Slowdown forces couples working in different time zones to bond through technology

Tags: Editorial
Jennifer Conlin

New York

It’s a typical weekday in the Ghosh household. Two-year-old Emilio, strapped in a highchair, is dallying over breakfast while his father pleads with him to finish. “Try some blueberries,” Gautam Ghosh suggests, then slips his hand into a Baby Einstein puppet and begins his daily ritual of entertaining Emilio while his wife gets ready for work.

Such scenes are hardly unusual for two-career couples with children, but this one is remarkable for the fact that Ghosh, an assistant professor at the University of Pennsylvania, is nearly 9,000 miles away and a daunting 16 hours behind his family’s time zone. When his wife, Cecilia, and Emilio begin their day in New Zealand, it is the previous afternoon in Ghosh’s Philadelphia office, where he conducts his morning video chats with Emilio via Skype — software that enables users to transmit their voices and images through the internet. “We talk in the morning and around dinner, when my wife needs my help the most,” said Ghosh, whose wife recently accepted a post as an assistant professor at the University of Otago in New Zealand. “This was a career decision we simply had to make for financial stability,” he said.

The Ghoshes are hardly alone in choosing to live in different places because of work.
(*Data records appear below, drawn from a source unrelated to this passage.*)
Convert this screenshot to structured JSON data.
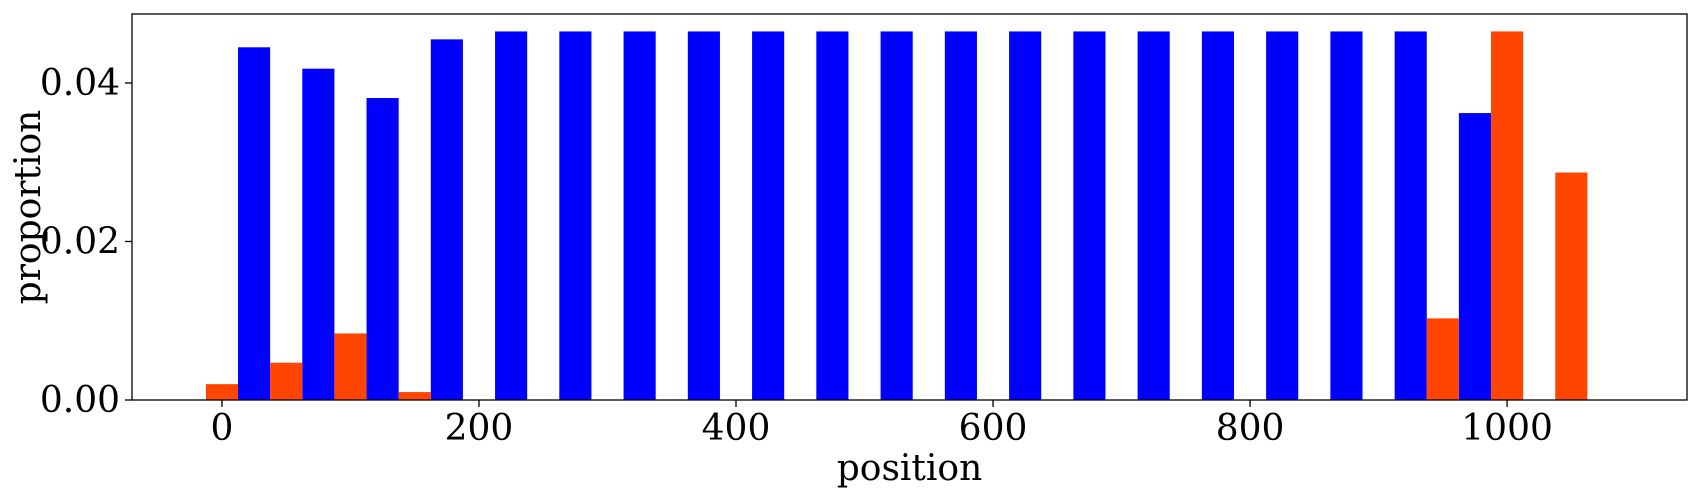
{
  "chart_data": {
    "type": "bar",
    "xlabel": "position",
    "ylabel": "proportion",
    "xlim": [
      -70,
      1140
    ],
    "ylim": [
      0,
      0.0487
    ],
    "bar_width": 25,
    "xticks": [
      0,
      200,
      400,
      600,
      800,
      1000
    ],
    "xtick_labels": [
      "0",
      "200",
      "400",
      "600",
      "800",
      "1000"
    ],
    "yticks": [
      0.0,
      0.02,
      0.04
    ],
    "ytick_labels": [
      "0.00",
      "0.02",
      "0.04"
    ],
    "grid": false,
    "series": [
      {
        "color": "#0000ff",
        "x": [
          25,
          75,
          125,
          175,
          225,
          275,
          325,
          375,
          425,
          475,
          525,
          575,
          625,
          675,
          725,
          775,
          825,
          875,
          925,
          975
        ],
        "values": [
          0.0445,
          0.0418,
          0.0381,
          0.0455,
          0.0465,
          0.0465,
          0.0465,
          0.0465,
          0.0465,
          0.0465,
          0.0465,
          0.0465,
          0.0465,
          0.0465,
          0.0465,
          0.0465,
          0.0465,
          0.0465,
          0.0465,
          0.0362
        ]
      },
      {
        "color": "#ff4500",
        "x": [
          0,
          50,
          100,
          150,
          950,
          1000,
          1050
        ],
        "values": [
          0.002,
          0.0047,
          0.0084,
          0.001,
          0.0103,
          0.0465,
          0.0287
        ]
      }
    ]
  }
}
In 2006, the Census Bureau reported that 3.6 million married Americans (not including separated couples) were living apart from their spouses. In March, Worldwide ERC, the association for work-force mobility, released a report revealing that three-fourths of the 174 relocation agents surveyed had dealt with at least one commuter marriage in 2007, a 53 per cent increase since 2003. “Families today are undergoing all sorts of strains that didn’t exist before and are simply having to adjust to make things work,” said.

David Popenoe, co-director of the National Marriage Project at Rutgers University, who says the challenging economy may force more couples into commuter marriages for the sake of a paycheck.

Reginald C. Richardson, a lecturer in psychology, agrees. “I think we are going to see more and more commuter marriages in the future, given the global economy and the fact that our technology now makes this more doable,” Richardson said.

Emma Child, a partner in the investment banking group of Rose Partnership in London, a financial services and corporate search firm, said that in recent months she had noted a marked increase in the willingness of couples to live in different locations. “Eighteen months ago anyone searching for a new job would ask to be placed in their current location,” Child said. “Now they come in and say ‘I am prepared to move,’ even, if necessary, without the family.” She added: “We send a lot of people to emerging markets right now. But honestly, who wants to move the family to Lagos? And if the spouse is working, who wants to give up the second income?”

Until last year, teacher Miles Harvey and his wife, Rengin Altay, were getting by in Chicago on two freelance incomes. But when his wife, an actress, lost her Screen Actors Guild insurance because her voice-over work had all but dried up, they began worrying about their financial future, particularly with two young children to support.

“I wonder if we would be doing this if the economy was better,” said Harvey, who accepted an assistant professorship at the University of New Orleans and who now commutes weekly to Chicago. Though the plan is for the family to move to Louisiana, he says, “It is not a great time to buy a house in New Orleans, nor is it a good time to sell one in Chicago.”